Toni Lynn Washington, |
Been So Long
I listen to a lot of blues, but it's mostly older stuff, and mostly out of Chicago, Memphis and the rural South. Toni Lynn Washington was new to me when I heard this disc. She's out of Boston, whose blues scene I thought -- pretty naively, I learn -- consists more or less in its entirety of white artists such as Chris Smither and the Tarbox Ramblers. I am pleased to learn, morever, that Washington is a real pro. Her roots are in the country church in North Carolina, but her mature sound -- and Been So Long is every inch a grown-up record -- claims big-city bars and clubs as its natural habitat.
That doesn't make her different from many other African-American performers, of course, but she does remind you of what this sort of personal journey and musical odyssey have given the world: an art for all times and places. It's not possible to believe, for example, that a splendidly sung and perfectly swung "Willow, Weep for Me," however often tackled, will ever sound less than welcome. Washington's version makes me smile, and I have no doubt that the east and west edges of your lips will slip northward should you be fortunate enough to hear it, too.
After her young years as a gospel singer, Washington turned to jazz, then on to the sort of classic R&B that comprised black America's popular music from the late 1940s into the '60s. All of these inform her approach, and she's integrated them into an organic whole that seems at times to encapsulate all of blues history. In her extended treatment of the Bessie Smith classic "Back Water Blues," she begins with a solo acoustic country-blues guitar quietly plunking behind her, then moves on to pick up other stringed, electrified and brass instruments, comfortably and unhurriedly, until shotgun shack is ghetto-Chicago public housing and finally sleek penthouse, all in 6:14. It's one of the most remarkable and innovative blues pieces I've heard this year, something that, with one false step, could collapse into absurdity and pretentiousness, but never comes close. Washington has lived it all, and it shows.

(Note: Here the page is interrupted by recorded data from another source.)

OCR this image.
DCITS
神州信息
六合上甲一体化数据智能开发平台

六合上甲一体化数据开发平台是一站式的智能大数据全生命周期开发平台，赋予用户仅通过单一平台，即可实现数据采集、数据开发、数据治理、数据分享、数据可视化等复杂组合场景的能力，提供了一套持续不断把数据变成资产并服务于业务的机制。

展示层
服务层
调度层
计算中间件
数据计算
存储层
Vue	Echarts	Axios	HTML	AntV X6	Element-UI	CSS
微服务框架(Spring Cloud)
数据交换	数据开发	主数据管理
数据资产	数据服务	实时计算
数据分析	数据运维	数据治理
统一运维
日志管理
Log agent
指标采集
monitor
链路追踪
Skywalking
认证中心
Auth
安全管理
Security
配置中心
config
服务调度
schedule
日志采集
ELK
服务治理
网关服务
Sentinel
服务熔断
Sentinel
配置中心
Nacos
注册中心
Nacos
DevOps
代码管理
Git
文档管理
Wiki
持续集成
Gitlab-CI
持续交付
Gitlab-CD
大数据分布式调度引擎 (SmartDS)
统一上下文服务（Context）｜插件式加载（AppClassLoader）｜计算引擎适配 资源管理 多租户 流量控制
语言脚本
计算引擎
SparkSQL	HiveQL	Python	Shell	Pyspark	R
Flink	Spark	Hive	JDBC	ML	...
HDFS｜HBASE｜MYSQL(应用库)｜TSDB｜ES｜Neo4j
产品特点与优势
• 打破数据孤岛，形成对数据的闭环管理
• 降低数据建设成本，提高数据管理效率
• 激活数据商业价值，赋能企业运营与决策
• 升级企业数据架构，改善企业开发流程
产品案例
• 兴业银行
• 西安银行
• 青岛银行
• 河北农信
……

"Back Water Blues" is the one cut that'll knock you across the room, then get you back on your feet lurching in the direction of the CD player so that you can hear it again. But the other cuts are good, too, the kinds of solid, no-nonsense songs, arrangements and performances that only the hardest working -- and most gifted -- can make sound like a friend confiding the most private secrets into your ear. (A particular treat is "I Don't Hurt Anymore." Hank Snow songs are seldom covered by R&B artists, and Washington's reading at once honors its source and takes it elsewhere.) Let's heap praise, too, on the inspired arrangements by producers Duke Robillard and Bruce Bears.